Secondary Percentage of Participants Alive and Progression Free at 6 Months (APF6) The APF6 was defined as the percentage of participants who were alive and progression free per RECIST v1.1 at 6 months after randomization per Kaplan-Meier estimate of PFS at 6 months. PD was defined as at least a 20% increase in the sum of diameters of target lesions and an absolute increase of at least 5 millimeter (mm) or progression of non-target lesions or the appearance of a new lesion Tumour scans performed at baseline then every ~8 weeks up to 6 months
Secondary Percentage of Participants Alive and Progression Free at 12 Months (APF12) The APF12 was defined as the percentage of participants who were alive and progression free per RECIST v1.1 at 12 months after randomization per Kaplan-Meier estimate of PFS at 12 months. PD was defined as at least a 20% increase in the sum of diameters of target lesions and an absolute increase of at least 5 millimeter (mm) or progression of non-target lesions or the appearance of a new lesion Tumour scans performed at baseline then every ~8 weeks up to 12 months.

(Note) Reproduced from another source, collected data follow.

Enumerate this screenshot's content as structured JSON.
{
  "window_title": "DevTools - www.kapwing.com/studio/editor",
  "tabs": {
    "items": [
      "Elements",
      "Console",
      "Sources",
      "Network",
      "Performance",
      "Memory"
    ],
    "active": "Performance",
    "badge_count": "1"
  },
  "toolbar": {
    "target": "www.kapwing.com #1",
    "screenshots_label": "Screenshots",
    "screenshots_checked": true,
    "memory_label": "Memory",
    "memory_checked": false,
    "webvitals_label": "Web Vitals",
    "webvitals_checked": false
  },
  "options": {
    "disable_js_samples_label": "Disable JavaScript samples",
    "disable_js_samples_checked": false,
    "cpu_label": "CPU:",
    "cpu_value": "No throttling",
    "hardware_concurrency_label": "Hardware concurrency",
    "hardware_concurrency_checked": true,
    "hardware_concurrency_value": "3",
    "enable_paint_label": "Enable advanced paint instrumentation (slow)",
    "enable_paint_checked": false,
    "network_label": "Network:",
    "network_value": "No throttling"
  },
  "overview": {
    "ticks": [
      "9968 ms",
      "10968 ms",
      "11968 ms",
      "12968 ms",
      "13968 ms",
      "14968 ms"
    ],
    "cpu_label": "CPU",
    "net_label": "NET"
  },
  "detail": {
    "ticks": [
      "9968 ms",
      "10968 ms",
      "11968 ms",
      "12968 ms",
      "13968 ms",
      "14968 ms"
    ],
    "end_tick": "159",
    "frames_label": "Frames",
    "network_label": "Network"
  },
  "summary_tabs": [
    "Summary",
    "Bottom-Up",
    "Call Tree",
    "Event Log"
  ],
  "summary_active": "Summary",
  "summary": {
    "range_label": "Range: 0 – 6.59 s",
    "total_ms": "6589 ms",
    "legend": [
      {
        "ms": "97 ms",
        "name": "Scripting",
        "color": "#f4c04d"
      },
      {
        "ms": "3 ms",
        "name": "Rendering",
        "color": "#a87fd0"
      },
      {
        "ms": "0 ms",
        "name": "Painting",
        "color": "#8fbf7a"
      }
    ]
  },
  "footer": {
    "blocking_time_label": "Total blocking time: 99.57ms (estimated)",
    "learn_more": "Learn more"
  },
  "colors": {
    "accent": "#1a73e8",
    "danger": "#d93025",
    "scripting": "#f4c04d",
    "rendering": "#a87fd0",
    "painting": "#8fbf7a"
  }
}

Secondary Time From Randomisation to Second Progression (PFS2) of Sub-study B The PFS2 was defined as the time from the date of randomization to the earliest of the progression event subsequent to that used for the PFS endpoint or death and determined by local standard clinical practice and have included any of the following: objective radiological, symptomatic progression, or death. PFS2 was reported for sub-study B only. Tumour scans performed at baseline then every ~8 weeks up to 48 weeks, then every ~12 weeks thereafter until first progression. Disease then assessed per local practice until 2nd progression. Assessed up to a maximum of approximately 3 years.